Employers need not compute overtime on "discretionary" bonuses within the FLSA's meaning. However, this exception applies only if both (a) whether the payments will be made, and (b) the amounts of any such payments:
• Are within management's sole discretion;
• Are decided at or near the end of the period for which the performance of services is being recognized; and
• Are not made pursuant to any prior contract, agreement, or promise (either expressed or implied) causing the employee to expect such payments regularly.

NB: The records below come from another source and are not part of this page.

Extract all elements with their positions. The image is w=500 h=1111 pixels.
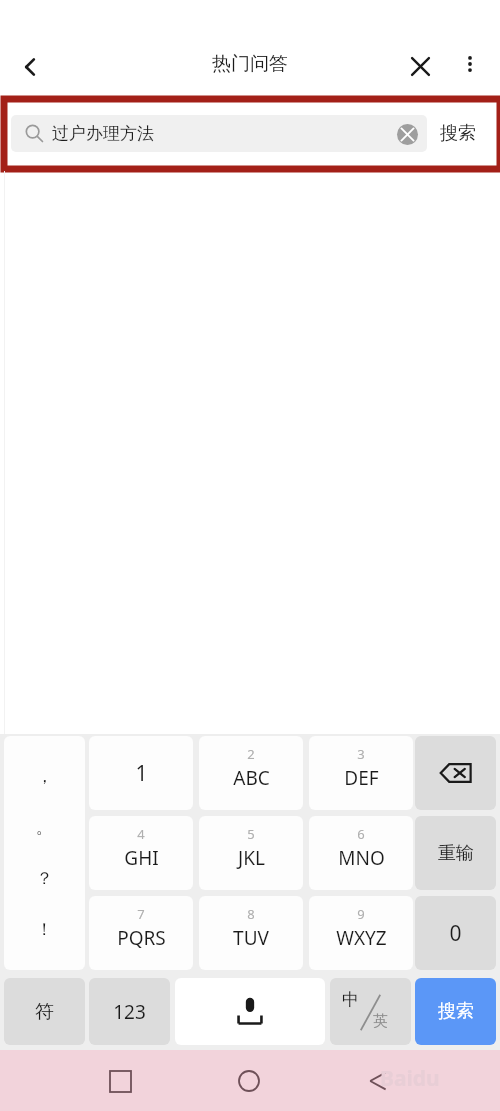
button[interactable]: 9 [309,896,413,970]
staticText: 6 [357,825,365,843]
button[interactable]: Close [398,44,442,88]
staticText: 5 [247,825,255,843]
button[interactable]: 0 [415,896,496,970]
button[interactable]: Voice input [175,978,325,1045]
button[interactable]: 5 [199,816,303,890]
button[interactable]: Recents [105,1066,135,1096]
staticText: 4 [137,825,145,843]
staticText: 重输 [438,842,474,865]
staticText: 符 [35,1000,54,1024]
staticText: 搜索 [440,122,476,145]
button[interactable]: 2 [199,736,303,810]
button[interactable]: 1 [89,736,193,810]
staticText: WXYZ [336,925,387,951]
button[interactable]: 6 [309,816,413,890]
staticText: JKL [238,845,265,871]
button[interactable]: 搜索 [427,106,489,160]
staticText: MNO [338,845,385,871]
button[interactable]: Delete [415,736,496,810]
staticText: 8 [247,905,255,923]
staticText: GHI [124,845,159,871]
button[interactable]: ， [4,736,85,970]
staticText: 0 [449,919,462,948]
staticText: ABC [233,765,270,791]
button[interactable]: 7 [89,896,193,970]
button[interactable]: 8 [199,896,303,970]
button[interactable]: 搜索 [415,978,496,1045]
staticText: ？ [36,868,53,889]
staticText: PQRS [117,925,166,951]
staticText: 热门问答 [212,52,288,76]
staticText: 7 [137,905,145,923]
button[interactable]: 3 [309,736,413,810]
button[interactable]: More options [450,44,490,84]
staticText: 搜索 [438,1000,474,1023]
button[interactable]: 中 [330,978,411,1045]
button[interactable]: Back [8,44,54,90]
staticText: ， [36,766,53,787]
button[interactable]: 重输 [415,816,496,890]
button[interactable]: 123 [89,978,170,1045]
staticText: 英 [373,1012,388,1031]
staticText: TUV [233,925,269,951]
staticText: ！ [36,919,53,940]
button[interactable]: Back [364,1066,394,1096]
button[interactable]: Clear text [395,122,419,146]
staticText: Baidu [380,1064,440,1093]
button[interactable]: 过户办理方法 [11,115,427,152]
button[interactable]: Home [234,1066,264,1096]
staticText: 过户办理方法 [52,123,154,144]
staticText: 3 [357,745,365,763]
staticText: 123 [113,999,146,1025]
button[interactable]: 符 [4,978,85,1045]
staticText: 9 [357,905,365,923]
staticText: 1 [135,759,148,788]
button[interactable]: 4 [89,816,193,890]
staticText: 2 [247,745,255,763]
staticText: 中 [342,989,359,1010]
staticText: 。 [36,817,53,838]
staticText: DEF [344,765,379,791]
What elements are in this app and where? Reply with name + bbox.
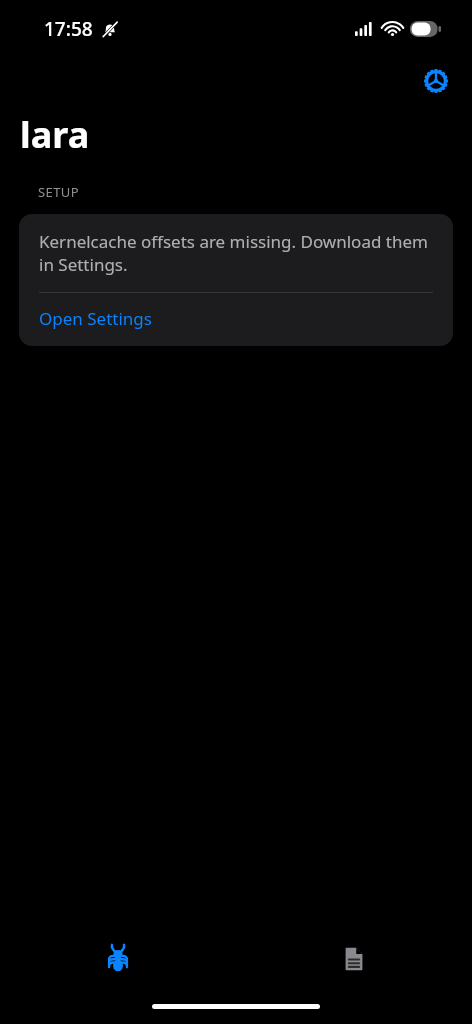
button[interactable]: Debug bbox=[0, 924, 236, 994]
button[interactable]: Settings bbox=[414, 59, 458, 103]
staticText: lara bbox=[20, 110, 90, 159]
staticText: Kernelcache offsets are missing. Downloa… bbox=[39, 230, 439, 276]
staticText: 17:58 bbox=[44, 16, 93, 42]
button[interactable]: Open Settings bbox=[19, 293, 453, 346]
staticText: SETUP bbox=[38, 183, 79, 201]
button[interactable]: Logs bbox=[236, 924, 472, 994]
staticText: Open Settings bbox=[39, 307, 152, 330]
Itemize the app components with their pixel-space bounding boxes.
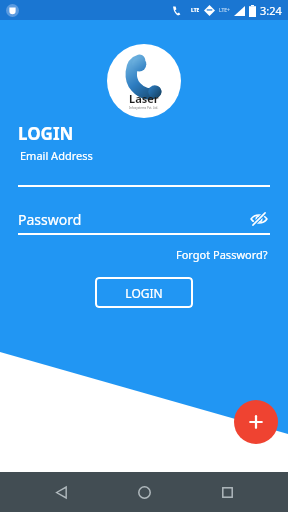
staticText: Forgot Password? — [176, 247, 268, 262]
staticText: LOGIN — [125, 285, 163, 301]
staticText: Laser — [129, 91, 159, 106]
button[interactable]: Home — [122, 472, 166, 512]
button[interactable]: LOGIN — [95, 277, 193, 308]
staticText: Password — [18, 210, 82, 229]
staticText: LOGIN — [18, 122, 74, 145]
button[interactable]: Email Address — [18, 148, 270, 187]
button[interactable]: Forgot Password? — [174, 246, 270, 263]
staticText: Email Address — [20, 148, 93, 163]
staticText: LTE+ — [219, 7, 230, 14]
button[interactable]: Password — [18, 208, 270, 235]
button[interactable]: Back — [39, 472, 83, 512]
button[interactable]: Toggle password visibility — [248, 208, 270, 230]
staticText: Infosystems Pvt. Ltd. — [129, 106, 159, 110]
button[interactable]: Recent apps — [205, 472, 249, 512]
staticText: LTE — [191, 7, 200, 14]
button[interactable]: Add — [234, 400, 278, 444]
staticText: 3:24 — [260, 3, 282, 18]
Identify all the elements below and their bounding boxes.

29 U.S.C.A. 207(e)(3)(a). OEP concluded that the kind of annual bonus we described did not fall within these parameters, in part because the benchmarks for whether a bonus would be due suggested that the payments were promised "as an incentive for increased or sustained productive efforts." OEP also determined that the employer abandoned any discretion as to both whether payments would be made and what the amounts would be by announcing the criteria to employees well in advance, which in OEP's view appeared to be "a prior promise or agreement" to pay the bonus if those criteria were met. And although OEP did not clearly say so in explaining its conclusion, the bonus's requirements relating to longevity and remaining employed at the time of payment also cut against its being viewed as discretionary.
Because the bonus is not excludable from the regular rate, Acme must determine whether any non-exempt employee receiving a bonus payment worked more than 40 hours in any workweek in the bonus period. For any employee who did so, it must then figure the workweek-equivalent of the bonus and must calculate overtime on that equivalent for every workweek in which the employee worked overtime.